Mi madre salió de la habitación.

Santiago se me quedó mirando con frío desdén, dispuesto a estallar en cualquier momento. Mis hermanos se habían agrupado ahora detrás de él. Mis sobrinos miraban también, y habían entrado en la habitación tía Esther y Mará.

Shabi, Isaac y Menahim estaban de pie, apoyados contra la pared.
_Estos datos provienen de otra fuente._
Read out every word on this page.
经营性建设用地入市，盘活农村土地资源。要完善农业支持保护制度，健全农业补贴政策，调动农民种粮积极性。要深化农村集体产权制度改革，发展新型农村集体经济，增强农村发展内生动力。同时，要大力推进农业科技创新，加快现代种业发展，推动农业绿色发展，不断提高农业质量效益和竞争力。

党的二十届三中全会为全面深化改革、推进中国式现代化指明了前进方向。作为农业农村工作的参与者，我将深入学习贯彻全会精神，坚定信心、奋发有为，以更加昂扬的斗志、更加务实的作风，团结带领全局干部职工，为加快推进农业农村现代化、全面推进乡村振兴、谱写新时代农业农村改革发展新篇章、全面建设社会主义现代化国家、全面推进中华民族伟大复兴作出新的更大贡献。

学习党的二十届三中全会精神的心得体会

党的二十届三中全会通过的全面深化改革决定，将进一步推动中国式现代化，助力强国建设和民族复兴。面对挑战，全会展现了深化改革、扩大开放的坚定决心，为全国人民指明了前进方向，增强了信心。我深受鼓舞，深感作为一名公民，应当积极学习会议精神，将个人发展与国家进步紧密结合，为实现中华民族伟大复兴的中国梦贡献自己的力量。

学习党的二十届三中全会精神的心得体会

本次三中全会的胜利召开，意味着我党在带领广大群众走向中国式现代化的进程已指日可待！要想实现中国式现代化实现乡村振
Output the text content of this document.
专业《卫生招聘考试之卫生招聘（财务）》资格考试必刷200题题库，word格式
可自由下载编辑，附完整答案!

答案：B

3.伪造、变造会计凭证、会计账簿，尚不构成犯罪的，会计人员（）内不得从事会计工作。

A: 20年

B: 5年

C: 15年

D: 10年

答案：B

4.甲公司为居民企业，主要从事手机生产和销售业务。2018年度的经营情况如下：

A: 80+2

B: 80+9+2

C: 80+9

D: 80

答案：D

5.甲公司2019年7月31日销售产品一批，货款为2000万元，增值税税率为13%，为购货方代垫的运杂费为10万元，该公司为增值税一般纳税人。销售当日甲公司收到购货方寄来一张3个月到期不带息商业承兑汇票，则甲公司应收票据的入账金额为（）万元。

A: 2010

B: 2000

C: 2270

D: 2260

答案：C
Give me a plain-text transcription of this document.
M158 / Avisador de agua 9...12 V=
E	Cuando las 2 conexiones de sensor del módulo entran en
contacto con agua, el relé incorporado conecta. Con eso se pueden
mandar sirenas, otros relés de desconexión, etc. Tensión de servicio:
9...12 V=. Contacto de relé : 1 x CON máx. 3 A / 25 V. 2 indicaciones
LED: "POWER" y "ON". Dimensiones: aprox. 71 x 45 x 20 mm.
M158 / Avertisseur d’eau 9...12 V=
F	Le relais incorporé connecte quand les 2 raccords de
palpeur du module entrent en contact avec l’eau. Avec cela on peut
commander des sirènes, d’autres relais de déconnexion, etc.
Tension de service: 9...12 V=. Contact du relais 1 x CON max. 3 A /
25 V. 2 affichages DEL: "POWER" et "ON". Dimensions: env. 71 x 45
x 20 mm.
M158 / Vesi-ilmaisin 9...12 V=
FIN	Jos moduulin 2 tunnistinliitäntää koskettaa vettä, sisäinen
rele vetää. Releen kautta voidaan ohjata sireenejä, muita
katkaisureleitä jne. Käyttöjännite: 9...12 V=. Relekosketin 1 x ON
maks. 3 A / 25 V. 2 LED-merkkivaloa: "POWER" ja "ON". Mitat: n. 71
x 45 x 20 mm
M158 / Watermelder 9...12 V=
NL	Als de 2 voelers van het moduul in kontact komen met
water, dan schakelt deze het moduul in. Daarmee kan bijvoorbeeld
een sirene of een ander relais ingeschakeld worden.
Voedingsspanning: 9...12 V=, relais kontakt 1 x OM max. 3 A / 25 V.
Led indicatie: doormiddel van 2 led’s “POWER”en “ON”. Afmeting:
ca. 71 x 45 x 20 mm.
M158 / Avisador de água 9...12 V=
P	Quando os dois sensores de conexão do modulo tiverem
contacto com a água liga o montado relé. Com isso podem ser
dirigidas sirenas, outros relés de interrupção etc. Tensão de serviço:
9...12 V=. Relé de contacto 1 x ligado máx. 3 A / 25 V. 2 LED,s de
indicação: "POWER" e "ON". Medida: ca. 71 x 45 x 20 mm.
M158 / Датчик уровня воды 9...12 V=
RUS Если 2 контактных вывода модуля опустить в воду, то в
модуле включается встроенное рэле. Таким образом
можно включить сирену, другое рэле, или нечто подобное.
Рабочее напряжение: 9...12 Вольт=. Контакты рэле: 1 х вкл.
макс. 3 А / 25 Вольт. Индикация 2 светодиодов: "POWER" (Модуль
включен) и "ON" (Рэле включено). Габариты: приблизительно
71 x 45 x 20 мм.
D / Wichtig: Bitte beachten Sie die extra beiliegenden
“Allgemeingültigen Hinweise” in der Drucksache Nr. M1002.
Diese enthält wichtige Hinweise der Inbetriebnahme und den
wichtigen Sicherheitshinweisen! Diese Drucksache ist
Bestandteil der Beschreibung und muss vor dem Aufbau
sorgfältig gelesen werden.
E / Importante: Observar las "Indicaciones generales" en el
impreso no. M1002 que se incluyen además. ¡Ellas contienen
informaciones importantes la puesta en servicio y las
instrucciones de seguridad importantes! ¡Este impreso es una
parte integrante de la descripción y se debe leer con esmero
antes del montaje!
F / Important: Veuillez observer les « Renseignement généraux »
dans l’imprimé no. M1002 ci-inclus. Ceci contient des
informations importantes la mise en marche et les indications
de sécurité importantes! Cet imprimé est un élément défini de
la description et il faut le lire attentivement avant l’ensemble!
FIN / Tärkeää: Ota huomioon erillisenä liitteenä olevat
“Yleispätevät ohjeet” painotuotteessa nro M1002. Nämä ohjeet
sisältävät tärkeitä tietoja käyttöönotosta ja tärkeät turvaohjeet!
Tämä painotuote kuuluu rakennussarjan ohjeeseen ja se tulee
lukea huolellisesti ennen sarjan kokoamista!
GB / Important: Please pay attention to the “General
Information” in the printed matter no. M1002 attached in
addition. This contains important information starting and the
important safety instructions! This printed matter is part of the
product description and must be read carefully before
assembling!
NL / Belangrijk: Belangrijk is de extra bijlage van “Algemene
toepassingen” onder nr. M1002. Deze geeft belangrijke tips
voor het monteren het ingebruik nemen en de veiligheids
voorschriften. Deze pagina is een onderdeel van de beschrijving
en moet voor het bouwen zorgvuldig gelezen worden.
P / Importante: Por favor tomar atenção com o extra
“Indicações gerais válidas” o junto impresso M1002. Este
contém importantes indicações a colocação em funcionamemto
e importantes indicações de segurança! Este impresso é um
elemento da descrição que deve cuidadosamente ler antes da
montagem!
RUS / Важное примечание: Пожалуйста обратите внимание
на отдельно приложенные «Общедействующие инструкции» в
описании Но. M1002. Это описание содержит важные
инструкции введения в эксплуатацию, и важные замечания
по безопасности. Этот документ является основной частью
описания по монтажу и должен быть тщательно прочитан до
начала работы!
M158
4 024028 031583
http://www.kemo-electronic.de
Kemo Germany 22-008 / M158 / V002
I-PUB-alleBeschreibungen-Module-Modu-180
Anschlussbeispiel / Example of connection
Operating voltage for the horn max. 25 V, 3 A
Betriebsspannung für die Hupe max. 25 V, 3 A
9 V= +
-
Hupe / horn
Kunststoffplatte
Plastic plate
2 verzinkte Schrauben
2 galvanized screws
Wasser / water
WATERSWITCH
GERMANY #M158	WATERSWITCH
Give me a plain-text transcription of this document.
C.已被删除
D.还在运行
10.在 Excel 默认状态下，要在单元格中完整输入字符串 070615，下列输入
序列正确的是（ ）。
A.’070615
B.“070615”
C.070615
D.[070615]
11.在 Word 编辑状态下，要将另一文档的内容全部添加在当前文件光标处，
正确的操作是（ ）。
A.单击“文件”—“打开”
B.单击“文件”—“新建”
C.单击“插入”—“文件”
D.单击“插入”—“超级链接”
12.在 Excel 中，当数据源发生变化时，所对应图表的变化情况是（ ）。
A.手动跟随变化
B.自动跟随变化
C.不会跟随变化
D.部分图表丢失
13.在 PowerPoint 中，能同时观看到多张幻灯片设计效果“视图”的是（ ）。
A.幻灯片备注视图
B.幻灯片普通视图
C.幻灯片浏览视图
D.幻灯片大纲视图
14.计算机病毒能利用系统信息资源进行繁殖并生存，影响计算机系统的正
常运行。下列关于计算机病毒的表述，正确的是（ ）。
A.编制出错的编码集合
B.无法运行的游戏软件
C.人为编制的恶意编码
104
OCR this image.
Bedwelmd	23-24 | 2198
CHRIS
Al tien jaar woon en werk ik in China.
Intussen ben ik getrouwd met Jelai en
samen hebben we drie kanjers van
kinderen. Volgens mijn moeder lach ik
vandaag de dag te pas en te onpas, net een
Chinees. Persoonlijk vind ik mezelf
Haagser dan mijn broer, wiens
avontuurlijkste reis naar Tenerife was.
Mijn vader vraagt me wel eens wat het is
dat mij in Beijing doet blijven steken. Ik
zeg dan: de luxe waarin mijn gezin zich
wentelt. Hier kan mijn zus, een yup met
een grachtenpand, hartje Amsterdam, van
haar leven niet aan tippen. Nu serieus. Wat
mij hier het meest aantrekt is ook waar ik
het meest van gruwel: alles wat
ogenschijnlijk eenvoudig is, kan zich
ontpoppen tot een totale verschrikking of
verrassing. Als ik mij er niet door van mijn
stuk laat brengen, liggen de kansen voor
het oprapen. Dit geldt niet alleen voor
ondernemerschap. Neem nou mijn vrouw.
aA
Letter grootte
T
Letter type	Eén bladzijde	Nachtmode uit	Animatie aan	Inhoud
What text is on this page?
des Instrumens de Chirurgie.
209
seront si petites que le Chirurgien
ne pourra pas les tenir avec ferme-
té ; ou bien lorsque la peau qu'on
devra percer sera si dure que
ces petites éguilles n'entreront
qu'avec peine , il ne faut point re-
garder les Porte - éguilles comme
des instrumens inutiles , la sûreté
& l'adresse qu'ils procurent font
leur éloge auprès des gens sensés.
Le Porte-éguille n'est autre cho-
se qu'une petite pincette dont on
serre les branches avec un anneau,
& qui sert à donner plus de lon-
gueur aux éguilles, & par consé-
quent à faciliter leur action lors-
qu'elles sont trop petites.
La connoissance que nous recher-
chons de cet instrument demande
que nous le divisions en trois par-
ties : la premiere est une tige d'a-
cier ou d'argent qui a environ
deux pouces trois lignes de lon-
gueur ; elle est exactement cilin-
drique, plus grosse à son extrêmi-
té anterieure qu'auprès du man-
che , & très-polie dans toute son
Yo miré con firmeza a Santiago.

– Estoy cansado de ti, hermano -dije-. En mi corazón, estoy cansado.

Se quedó atónito y estrechó los ojos.

Mi madre volvió. Traía un cofre demasiado pesado para ella, y Mará y Esther la ayudaron a llevarlo hasta el centro de la habitación y colocarlo en el suelo frente a nosotros.

Durante décadas ese cofre había estado escondido, incluso después de nuestro regreso de Egipto. Santiago había visto aquel cofre. Santiago sabía lo que contenía, pero mis otros hermanos nunca habían puesto sus ojos en él, porque eran hijos de mi tío Cleofás, y habían nacido después que yo. Ninguno de los más jóvenes lo había visto nunca. Tal vez los niños presentes en la habitación nunca habían oído hablar de él. Puede que Mará y María la Menor no supieran de su existencia.

Era un cofre persa, forrado con una lámina de oro y decorado de forma exquisita con espirales de pámpanos y granadas. Incluso las asas del cofre eran de oro. Brillaba a la luz, y resplandecía como lo había hecho el oro del collar de Abigail en su cuello. -¡Nada es suficiente para ti!, ¿eh, Santiago? -dije conteniendo la voz.